The opportunity to demonstrate our continued leadership on international trade is now. We need to work together to advance our long-stalled agreements with Colombia, Panama, and South Korea. We can no longer afford to sit on the sidelines. If we don't act now, we risk falling further behind other countries that are forging deals to expand opportunities for their farmers, workers, and job creators.
Our agreement with Colombia is a prime example. In 2008, the United States was the primary supplier of corn, wheat, and soybeans to Colombia, accounting for 71 percent of the market. Today, our market share has dropped to 27 percent. The reason is simple: While our trade pact, first signed in 2006, was collecting dust, other countries stepped in to fill our void.

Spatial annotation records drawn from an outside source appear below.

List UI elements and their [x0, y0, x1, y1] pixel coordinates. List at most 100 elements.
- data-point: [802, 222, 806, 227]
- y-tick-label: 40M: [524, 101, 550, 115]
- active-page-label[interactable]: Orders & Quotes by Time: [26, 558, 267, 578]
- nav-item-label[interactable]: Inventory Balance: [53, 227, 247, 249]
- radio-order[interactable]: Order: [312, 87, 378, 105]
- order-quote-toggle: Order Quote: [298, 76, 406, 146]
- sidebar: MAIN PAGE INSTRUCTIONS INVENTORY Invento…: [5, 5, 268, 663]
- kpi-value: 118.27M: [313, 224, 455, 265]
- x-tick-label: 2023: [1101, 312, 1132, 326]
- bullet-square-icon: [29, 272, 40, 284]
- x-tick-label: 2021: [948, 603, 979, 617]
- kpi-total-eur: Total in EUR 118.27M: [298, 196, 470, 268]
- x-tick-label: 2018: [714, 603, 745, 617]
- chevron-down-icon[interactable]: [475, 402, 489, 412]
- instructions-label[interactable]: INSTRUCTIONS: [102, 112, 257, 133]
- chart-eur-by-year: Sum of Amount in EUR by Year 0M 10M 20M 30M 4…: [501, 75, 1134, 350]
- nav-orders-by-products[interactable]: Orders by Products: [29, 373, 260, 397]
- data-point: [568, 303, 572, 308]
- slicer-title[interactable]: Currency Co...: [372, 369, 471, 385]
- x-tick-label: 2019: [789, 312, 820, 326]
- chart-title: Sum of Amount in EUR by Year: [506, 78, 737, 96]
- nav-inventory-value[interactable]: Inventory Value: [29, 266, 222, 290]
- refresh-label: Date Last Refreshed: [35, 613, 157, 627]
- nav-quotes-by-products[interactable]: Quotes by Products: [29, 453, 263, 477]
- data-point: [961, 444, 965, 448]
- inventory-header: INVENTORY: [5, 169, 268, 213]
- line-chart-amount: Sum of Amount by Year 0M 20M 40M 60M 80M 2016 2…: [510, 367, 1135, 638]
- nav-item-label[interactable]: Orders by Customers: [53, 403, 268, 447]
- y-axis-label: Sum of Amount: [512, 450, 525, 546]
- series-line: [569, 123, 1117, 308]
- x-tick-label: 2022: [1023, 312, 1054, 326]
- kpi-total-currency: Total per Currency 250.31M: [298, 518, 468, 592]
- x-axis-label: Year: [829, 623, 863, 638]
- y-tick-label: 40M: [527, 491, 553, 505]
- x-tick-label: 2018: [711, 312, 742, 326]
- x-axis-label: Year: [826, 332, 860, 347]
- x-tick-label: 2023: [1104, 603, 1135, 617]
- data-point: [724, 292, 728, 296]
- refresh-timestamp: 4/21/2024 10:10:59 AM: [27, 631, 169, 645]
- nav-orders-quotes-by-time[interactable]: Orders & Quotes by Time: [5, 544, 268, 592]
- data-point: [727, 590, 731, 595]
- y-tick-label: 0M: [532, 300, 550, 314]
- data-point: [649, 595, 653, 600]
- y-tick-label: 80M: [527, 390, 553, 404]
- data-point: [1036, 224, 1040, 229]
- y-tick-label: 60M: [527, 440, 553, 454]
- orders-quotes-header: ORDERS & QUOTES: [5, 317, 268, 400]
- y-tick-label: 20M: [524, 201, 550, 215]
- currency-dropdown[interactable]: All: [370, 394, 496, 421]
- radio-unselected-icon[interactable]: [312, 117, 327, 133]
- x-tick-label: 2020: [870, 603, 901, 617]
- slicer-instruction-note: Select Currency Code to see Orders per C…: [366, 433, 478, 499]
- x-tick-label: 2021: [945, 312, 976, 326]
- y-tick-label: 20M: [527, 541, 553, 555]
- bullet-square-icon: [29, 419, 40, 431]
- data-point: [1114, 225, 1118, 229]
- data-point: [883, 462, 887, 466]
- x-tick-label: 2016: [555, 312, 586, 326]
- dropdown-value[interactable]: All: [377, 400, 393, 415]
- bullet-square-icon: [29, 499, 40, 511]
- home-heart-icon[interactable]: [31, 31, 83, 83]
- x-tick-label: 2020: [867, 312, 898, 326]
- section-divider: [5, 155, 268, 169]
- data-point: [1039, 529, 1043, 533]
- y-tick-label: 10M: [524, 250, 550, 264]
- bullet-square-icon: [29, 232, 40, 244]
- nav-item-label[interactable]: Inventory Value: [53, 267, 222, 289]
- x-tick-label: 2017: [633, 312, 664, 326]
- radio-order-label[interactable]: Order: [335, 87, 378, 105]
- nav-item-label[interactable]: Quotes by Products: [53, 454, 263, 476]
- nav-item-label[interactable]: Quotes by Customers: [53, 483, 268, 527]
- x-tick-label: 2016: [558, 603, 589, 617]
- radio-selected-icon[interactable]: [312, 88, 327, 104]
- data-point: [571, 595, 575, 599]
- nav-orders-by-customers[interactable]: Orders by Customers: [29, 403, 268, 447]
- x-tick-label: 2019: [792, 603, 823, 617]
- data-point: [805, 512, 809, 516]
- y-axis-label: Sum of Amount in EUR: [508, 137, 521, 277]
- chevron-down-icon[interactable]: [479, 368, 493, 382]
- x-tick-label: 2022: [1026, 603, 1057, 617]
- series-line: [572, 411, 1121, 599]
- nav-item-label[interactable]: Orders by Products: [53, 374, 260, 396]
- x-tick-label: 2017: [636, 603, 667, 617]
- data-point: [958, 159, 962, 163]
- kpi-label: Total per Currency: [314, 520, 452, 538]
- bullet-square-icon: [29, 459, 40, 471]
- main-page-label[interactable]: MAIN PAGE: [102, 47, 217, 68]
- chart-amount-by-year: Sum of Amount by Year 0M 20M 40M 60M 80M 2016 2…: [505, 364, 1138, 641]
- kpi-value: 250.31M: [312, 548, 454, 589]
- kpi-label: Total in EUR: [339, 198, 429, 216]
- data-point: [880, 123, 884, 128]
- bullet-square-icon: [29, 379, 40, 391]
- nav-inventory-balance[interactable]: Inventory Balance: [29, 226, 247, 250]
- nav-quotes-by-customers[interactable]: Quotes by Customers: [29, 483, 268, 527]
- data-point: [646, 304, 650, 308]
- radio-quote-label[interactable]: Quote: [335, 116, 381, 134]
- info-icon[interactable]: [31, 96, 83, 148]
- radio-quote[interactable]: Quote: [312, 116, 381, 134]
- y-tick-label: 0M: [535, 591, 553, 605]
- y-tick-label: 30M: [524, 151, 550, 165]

According to the U.S. International Trade Commission (ITC), fully implementing the trade agreements with Colombia and Panama would expand U.S. exports by more than $1 billion a year. Moreover, since the tariffs of Colombia and Panama are significantly higher than those of the United States, these agreements would level the playing field for U.S. exporters. Today, almost all Colombian and Panamanian products enter the United States duty-free through preference programs. In contrast, U.S. products entering the Colombian market face high tariffs of up to 35 percent for industrial goods and up to 388 percent for agricultural products. In Panama, U.S. industrial products get hit with tariffs of up to 81 percent while U.S. agricultural products face tariffs as high as 260 percent. Once entered into force, our trade agreements will eliminate this tariff asymmetry and provide duty-free access for American-made products into Colombia and Panama. This means more jobs for American workers and business expansion for American employers.